Em junho deste ano, quando o debate foi retomado, Moraes defendeu a necessidade de conciliar os direitos dos indígenas com os de produtores rurais que adquiriram as terras regularmente e de “boa-fé”, em uma tentativa de evitar novos conflitos.
O ministro, então, propôs que a União deveria pagar uma indenização prévia sobre o valor total dos imóveis, e não apenas em relação às benfeitorias realizadas.
O voto dele também trouxe outra inovação, ao propor que, se houvesse a “expressa concordância”, os indígenas poderiam receber do governo federal outras “terras equivalentes” às pleiteadas nos processos de demarcação.

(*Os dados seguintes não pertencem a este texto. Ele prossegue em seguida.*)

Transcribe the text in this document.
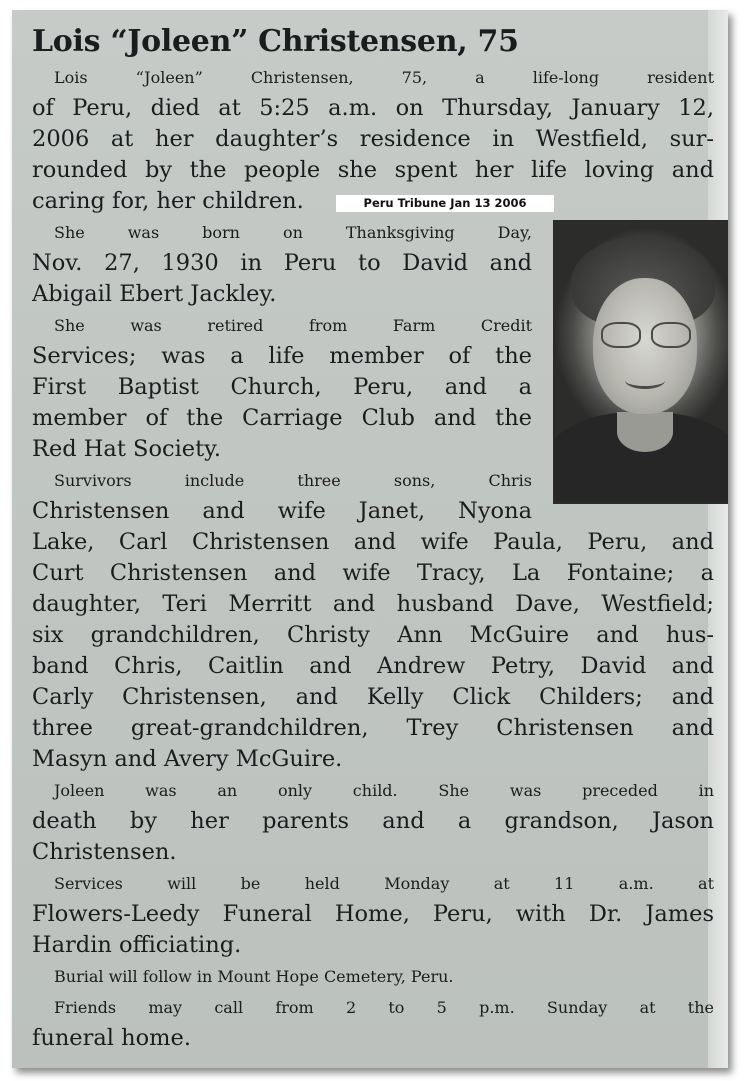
Lois “Joleen” Christensen, 75
Lois “Joleen” Christensen, 75, a life-long resident
of Peru, died at 5:25 a.m. on Thursday, January 12,
2006 at her daughter’s residence in Westfield, sur-
rounded by the people she spent her life loving and
caring for, her children.
She was born on Thanksgiving Day,
Nov. 27, 1930 in Peru to David and
Abigail Ebert Jackley.
She was retired from Farm Credit
Services; was a life member of the
First Baptist Church, Peru, and a
member of the Carriage Club and the
Red Hat Society.
Survivors include three sons, Chris
Christensen and wife Janet, Nyona
Lake, Carl Christensen and wife Paula, Peru, and
Curt Christensen and wife Tracy, La Fontaine; a
daughter, Teri Merritt and husband Dave, Westfield;
six grandchildren, Christy Ann McGuire and hus-
band Chris, Caitlin and Andrew Petry, David and
Carly Christensen, and Kelly Click Childers; and
three great-grandchildren, Trey Christensen and
Masyn and Avery McGuire.
Joleen was an only child. She was preceded in
death by her parents and a grandson, Jason
Christensen.
Services will be held Monday at 11 a.m. at
Flowers-Leedy Funeral Home, Peru, with Dr. James
Hardin officiating.
Burial will follow in Mount Hope Cemetery, Peru.
Friends may call from 2 to 5 p.m. Sunday at the
funeral home.
Peru Tribune Jan 13 2006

Após a manifestação do ministro, o governo federal começou a calcular o valor que custaria colocar a proposta de Moraes em prática. Em documento enviado ao STF, porém, disse que a indenização prévia geraria um “gasto incalculável” para os cofres públicos e poderia até mesmo inviabilizar futuras demarcações.
No fim de agosto, foi a vez de Zanin apresentar outro modelo: a responsabilidade civil não deve ser apenas da União, mas também dos Estados, que, muitas vezes, foram os responsáveis pela venda dos títulos de propriedade. O voto dele foi costurado com movimentos indígenas e considerado um bom meio-termo pelo governo.
Barroso apontou concordar com Zanin, mas ponderou que a questão das indenizações deveria ser discutida futuramente, e não durante o julgamento sobre a tese do marco temporal.
Na quarta-feira, Toffoli foi o único ministro a se manifestar. Em um longo voto, ele defendeu que os cálculos de possíveis indenizações ocorram em paralelo aos procedimentos demarcatórios, de modo que, ao tempo da desocupação, já se tenha a fixação do valor da terra nua.
Para o ministro, entretanto, as indenizações não devem ser a regra, “sempre devendo-se buscar o meio menos gravoso aos cofres públicos para a satisfação da reparação” – por exemplo, o reassentamento.
Ele também adicionou outro tema ao julgamento, ao sugerir que o Congresso deveria legislar sobre o aproveitamento econômico das terras indígenas, o que poderia autorizar, por exemplo, a mineração nos locais.
Na quinta-feira, os demais ministros – Luiz Fux, Cármen Lúcia, Gilmar Mendes e Rosa Weber – evitaram entrar em detalhes das teses, deixando essa discussão para a próxima quarta-feira. Ainda há dúvidas também se os dois ministros vencidos, Nunes Marques e Mendonça, poderão participar desse debate.